As you know, Freddd has been adamantly opposed to supplementing with glutathione, based on his personal experience with it, and the experiences of some others. As I've posted in the past, I think that Freddd himself has a polymorphism in his CblC complementation group. This is the part of the intracellular B12 processing system that normally uses glutathione. In Freddd's case, I think that what happens is that glutathione binds his B12 to form glutathionylcobalamin, and his CblC group is not able to reclaim the cobalamin, to use it to make methy and adenosyl B12, which it normally does. I don't know how many people have such a polymorphism, but the published literature says it is rare. Nevertheless, this could be another way in which glutathione causes problems for some PWMEs.

With regard to the ways of boosting glutathione, most of them that have been used do not actually get glutathione into the cells in general. For example, I.V. glutathione is of course put directly into the blood, but it doesn't stay in the blood very long. About 80% of it is removed by the kidneys, and about 10% by the lungs. The rest goes to various other cells, tissues and organs. Most cell types do not import glutathione. Instead, it is broken down into its amino acids. Some of them are imported, and glutathione may be re-formed from them inside the cells.

To actually get glutathione into the cells in general, liposomal or acetyl glutathione are the forms that should work. Another approach is to give the cells the amino acids needed, so that they can make glutathione. The rate-limiting amino acid is usually cysteine, though I have seen quite a few PWMEs who are low in glycine, also. Cysteine can be given orally as N-acetylcyteine, which the liver cells will import. However, there has been controversy about use of NAC in ME/CFS, on the grounds that it can move mercury into the brain. There has not been a clinical study of this.

Selenium is needed by some of the glutathione peroxidase enzymes. These enzymes convert hydrogen peroxide to water, in the process oxidizing glutathione to GSSG. This is separate from the conjugation of glutathione to toxins by the glutathione S-transferase enzymes.

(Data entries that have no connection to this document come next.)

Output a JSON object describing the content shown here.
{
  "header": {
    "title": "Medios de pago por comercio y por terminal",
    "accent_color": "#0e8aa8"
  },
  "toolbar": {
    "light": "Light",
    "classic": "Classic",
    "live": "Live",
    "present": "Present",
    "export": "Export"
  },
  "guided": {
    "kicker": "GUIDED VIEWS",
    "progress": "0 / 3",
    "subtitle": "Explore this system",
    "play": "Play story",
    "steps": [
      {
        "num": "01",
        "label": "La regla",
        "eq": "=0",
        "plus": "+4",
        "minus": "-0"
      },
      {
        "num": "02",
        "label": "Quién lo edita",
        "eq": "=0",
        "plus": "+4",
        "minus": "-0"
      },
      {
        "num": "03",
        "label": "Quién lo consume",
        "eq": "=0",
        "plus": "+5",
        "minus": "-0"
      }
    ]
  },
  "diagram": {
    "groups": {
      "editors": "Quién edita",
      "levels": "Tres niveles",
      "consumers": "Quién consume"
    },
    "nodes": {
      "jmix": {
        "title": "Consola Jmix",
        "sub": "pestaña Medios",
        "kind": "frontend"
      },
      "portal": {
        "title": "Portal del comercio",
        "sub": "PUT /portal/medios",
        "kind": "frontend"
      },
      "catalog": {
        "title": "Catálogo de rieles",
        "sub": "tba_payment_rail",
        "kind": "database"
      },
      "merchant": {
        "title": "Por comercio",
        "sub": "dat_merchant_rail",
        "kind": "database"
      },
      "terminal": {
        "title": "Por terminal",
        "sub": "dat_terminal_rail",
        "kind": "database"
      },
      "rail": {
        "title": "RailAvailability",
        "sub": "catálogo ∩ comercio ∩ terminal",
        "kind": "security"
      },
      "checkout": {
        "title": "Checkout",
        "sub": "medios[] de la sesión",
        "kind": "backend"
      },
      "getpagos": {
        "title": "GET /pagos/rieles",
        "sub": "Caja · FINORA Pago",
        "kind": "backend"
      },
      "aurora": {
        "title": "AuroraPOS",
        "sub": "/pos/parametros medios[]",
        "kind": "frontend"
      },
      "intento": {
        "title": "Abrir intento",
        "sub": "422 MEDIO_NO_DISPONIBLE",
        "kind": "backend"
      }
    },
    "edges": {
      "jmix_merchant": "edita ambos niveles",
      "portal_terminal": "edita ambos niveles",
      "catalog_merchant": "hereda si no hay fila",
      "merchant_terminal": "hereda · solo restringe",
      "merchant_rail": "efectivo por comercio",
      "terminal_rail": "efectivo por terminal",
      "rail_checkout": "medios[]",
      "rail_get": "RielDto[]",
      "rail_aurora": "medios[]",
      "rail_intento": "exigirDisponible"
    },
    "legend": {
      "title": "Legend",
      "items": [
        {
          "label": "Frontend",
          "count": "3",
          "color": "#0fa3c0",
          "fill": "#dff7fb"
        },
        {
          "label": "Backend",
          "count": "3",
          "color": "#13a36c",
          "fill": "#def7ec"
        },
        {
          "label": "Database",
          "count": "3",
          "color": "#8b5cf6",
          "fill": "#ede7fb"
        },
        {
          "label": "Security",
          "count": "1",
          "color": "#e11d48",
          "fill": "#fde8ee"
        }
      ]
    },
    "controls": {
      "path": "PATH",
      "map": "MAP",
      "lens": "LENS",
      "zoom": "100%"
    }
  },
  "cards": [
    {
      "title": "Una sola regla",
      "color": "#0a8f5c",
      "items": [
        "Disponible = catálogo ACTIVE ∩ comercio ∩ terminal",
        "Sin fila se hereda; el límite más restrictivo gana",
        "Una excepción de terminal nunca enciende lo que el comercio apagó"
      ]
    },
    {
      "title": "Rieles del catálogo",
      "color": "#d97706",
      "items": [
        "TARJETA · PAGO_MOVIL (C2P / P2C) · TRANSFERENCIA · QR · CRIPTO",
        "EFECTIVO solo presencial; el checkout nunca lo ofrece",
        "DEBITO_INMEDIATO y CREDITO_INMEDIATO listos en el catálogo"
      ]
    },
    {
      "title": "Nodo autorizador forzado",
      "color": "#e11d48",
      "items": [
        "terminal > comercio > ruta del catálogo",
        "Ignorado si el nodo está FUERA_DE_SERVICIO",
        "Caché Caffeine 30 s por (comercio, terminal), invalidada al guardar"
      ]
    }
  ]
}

At this point, I'm not sure what to recommend about using glutathione together with the methylation treatment. It does seem to help some people, but I don't know how to predict whether it will help a given person or not. I appreciate people's input on this issue.

Best regards,

Rich
 

lizw118

Senior Member
Messages
315
I have been supplementing liposomal glutathione for over a week now. On the first couple of days it really helped, then I started to feel a bit weaker. It hasn't really improved since then.
So I have a question:
Does glutathione work by feedback mechanism in any way? If so, would supplementing glutathione "turn off" out bodies' own production of glutathione? I doubt this is the case, but I am trying to figure out why it helps at first then seems to make me feel a bit worse.
Liz
 

lizw118

Senior Member
Messages
315
One other question and observation:
I take estriol (the type of estrogen that helps autoimmune illness) and accidentally took too much yesterday. Today the weakening effects from the glutathione seem worse. Could it be that glutathione and the estriol are reacting in a bad way?
Liz
 

snowathlete

Senior Member
Messages
5,374
Location
UK
Great post rich, thanks for all this, it's very interesting.
I am willing to be a gineapig if that helps at all. I seem to be rare in that I tolerate most thing well, so any negative affect would likely be direct rather as a consequence of something else.
Maybe I will try lipo glut.
 

maddietod

Senior Member
Messages
2,860
Thanks for these answers. I'll leave glutathione alone for now, until I've got my mb12 protocol straightened out. One experiment at a time!